Je réponds en haussant les épaules, doutant un instant.

– Elle a dû l'obtenir à l'agence, j'avais communiqué toutes mes informations personnelles.

– Dans tous les cas, ce n'est pas à toi de faire ça, surveiller ton patron dès le premier jour, le délire... En plus, tu es déjà en mauvais termes, ce n'est pas une bonne idée.

– Je dois me rapprocher de Dove, développer une amitié pour qu'elle se confie à moi et partage tout. Si c'est la voie à suivre, alors soit. Après tout, je resterai dans l'ombre. Il ne me verra même pas ! Tu me passes les clés de ta voiture ?

– C'est une mauvaise idée, Neva...

Un silence pesant s'installe, nos regards convergent vers son sac à main.
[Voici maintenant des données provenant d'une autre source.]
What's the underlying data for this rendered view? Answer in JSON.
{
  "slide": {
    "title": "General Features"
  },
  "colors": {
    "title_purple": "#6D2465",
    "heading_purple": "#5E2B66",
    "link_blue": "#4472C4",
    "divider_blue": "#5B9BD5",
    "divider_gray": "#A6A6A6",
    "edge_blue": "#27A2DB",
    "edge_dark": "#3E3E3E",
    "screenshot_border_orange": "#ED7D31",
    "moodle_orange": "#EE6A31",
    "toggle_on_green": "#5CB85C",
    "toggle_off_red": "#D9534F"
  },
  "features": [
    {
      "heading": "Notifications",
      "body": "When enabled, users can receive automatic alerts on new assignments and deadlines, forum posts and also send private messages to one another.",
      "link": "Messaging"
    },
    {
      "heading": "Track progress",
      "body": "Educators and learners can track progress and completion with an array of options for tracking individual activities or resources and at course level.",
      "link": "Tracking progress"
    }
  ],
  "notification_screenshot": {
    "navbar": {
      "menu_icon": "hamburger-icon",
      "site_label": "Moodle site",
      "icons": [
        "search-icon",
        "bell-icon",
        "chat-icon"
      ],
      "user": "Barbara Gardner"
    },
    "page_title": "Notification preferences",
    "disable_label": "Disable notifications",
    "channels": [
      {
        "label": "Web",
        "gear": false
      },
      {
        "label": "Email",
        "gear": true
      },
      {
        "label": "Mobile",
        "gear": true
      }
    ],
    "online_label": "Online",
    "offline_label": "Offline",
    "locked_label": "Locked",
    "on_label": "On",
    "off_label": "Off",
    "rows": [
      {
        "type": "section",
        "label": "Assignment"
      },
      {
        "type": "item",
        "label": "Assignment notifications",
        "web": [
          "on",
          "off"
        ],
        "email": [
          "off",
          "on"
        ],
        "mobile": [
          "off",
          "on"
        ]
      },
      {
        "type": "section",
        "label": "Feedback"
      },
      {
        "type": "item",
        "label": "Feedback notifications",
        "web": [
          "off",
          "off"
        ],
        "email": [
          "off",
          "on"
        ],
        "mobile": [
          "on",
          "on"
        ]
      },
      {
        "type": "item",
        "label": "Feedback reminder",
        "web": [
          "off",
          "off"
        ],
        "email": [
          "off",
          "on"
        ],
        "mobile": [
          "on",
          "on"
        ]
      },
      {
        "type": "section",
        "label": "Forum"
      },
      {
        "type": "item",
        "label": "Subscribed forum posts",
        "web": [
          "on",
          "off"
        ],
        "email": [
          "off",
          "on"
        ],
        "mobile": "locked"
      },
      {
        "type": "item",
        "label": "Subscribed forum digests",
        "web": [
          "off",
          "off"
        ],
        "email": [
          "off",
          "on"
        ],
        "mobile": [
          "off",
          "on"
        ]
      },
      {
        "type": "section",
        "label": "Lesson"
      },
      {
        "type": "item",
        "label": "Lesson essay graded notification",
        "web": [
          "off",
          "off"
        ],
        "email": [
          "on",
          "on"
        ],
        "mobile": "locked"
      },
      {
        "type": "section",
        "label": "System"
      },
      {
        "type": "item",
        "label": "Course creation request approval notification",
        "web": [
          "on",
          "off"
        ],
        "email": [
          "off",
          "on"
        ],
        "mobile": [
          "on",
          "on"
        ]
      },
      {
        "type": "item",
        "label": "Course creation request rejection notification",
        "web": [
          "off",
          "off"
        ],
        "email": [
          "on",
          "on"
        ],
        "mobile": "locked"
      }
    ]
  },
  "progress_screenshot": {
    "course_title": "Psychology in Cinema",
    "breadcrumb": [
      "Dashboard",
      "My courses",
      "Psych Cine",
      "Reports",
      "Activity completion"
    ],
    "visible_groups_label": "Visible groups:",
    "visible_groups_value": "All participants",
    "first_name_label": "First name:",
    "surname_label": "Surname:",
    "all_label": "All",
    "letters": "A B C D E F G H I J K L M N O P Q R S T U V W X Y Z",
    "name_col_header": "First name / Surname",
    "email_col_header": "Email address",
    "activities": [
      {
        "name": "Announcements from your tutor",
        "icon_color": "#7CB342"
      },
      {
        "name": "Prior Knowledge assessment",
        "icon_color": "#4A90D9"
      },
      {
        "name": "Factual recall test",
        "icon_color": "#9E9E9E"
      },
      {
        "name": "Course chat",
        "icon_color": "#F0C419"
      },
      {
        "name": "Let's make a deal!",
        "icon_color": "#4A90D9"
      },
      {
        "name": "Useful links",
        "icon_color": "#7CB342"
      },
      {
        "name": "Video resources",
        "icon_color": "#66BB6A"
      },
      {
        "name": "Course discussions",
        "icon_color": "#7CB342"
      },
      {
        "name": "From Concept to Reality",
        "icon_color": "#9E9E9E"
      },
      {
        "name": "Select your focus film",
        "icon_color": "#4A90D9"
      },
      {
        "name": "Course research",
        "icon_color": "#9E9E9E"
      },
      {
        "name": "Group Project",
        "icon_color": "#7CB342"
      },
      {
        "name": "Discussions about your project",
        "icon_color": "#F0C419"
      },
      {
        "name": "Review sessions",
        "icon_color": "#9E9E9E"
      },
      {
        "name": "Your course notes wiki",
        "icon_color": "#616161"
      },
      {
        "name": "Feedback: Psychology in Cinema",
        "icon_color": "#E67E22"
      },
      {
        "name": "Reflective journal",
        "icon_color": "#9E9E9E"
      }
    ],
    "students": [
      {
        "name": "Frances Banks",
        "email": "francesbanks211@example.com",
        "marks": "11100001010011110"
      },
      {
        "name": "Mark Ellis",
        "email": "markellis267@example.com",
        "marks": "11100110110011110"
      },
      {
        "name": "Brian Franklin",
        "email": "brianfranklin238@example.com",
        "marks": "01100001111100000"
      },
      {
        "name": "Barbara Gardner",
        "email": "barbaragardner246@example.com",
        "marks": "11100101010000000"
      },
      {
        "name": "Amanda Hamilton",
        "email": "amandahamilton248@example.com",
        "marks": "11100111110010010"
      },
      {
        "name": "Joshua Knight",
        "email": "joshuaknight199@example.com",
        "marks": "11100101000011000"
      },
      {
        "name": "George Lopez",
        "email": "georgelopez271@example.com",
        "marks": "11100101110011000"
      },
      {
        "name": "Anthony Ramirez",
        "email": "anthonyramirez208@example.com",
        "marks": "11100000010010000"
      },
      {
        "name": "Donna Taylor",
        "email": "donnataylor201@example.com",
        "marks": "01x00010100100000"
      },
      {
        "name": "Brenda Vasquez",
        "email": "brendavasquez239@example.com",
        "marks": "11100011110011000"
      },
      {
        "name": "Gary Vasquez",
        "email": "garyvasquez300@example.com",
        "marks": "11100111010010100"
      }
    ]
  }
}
Elle devine mes intentions et secoue la tête pour me dissuader. Ignorant son avertissement, nous nous lançons simultanément sur le sac, créant une lutte maladroite. Aucune de nous ne parvient à l'attraper, nos mouvements désynchronisés entraînant des rires spontanés.

Elle abandonne, me laissant prendre possession du sac. En signe de victoire, je lui envoie un bisou avec enthousiasme, gardant mon t-shirt oversize et mon short à peine visible. Après tout, je n'ai pas besoin de m'apprêter, je serai cachée.

Sa voiture ressemble à une véritable épave, destinée à prendre le chemin de la casse. Ces dix minutes ont été une épreuve intense. À chaque feu rouge, mes prières s'élevaient dans l'espoir qu'elle redémarre et avance. Cependant, elle peinait, émettant un bruit de moteur lugubre et crachant de la fumée, incitant les autres conducteurs à ne pas trop s'approcher.

Selon mon GPS, je suis juste devant le restaurant César. Il doit être à l'intérieur, mais Dove n'est toujours pas là. Un moment de panique me submerge. Ce n'est pas le moment de faire marche arrière. Je me sens un peu décalée dans ce décor chic. L'ambiance rouge et noir n'est pas vraiment ma tasse de thé. Rapidement mal à l'aise, je trouve une place libre juste derrière le dos de Kaan. Il est accompagné d'une femme qui épouse parfaitement l'atmosphère du restaurant avec sa robe moulante rouge. Je m'installe silencieusement, puis attrape le menu posé sur la table que je place devant mon visage, tentant d'être la plus discrète possible.

De manière abrupte, quelqu'un s'empare de mon menu, me forçant à le laisser tomber. Un frisson parcourt ma colonne vertébrale, mais je réussis à ne pas émettre le moindre son. C'est seulement lorsque je distingue le visage de Dove que je réalise qu'elle est enfin arrivée, mettant fin à son absence prolongée.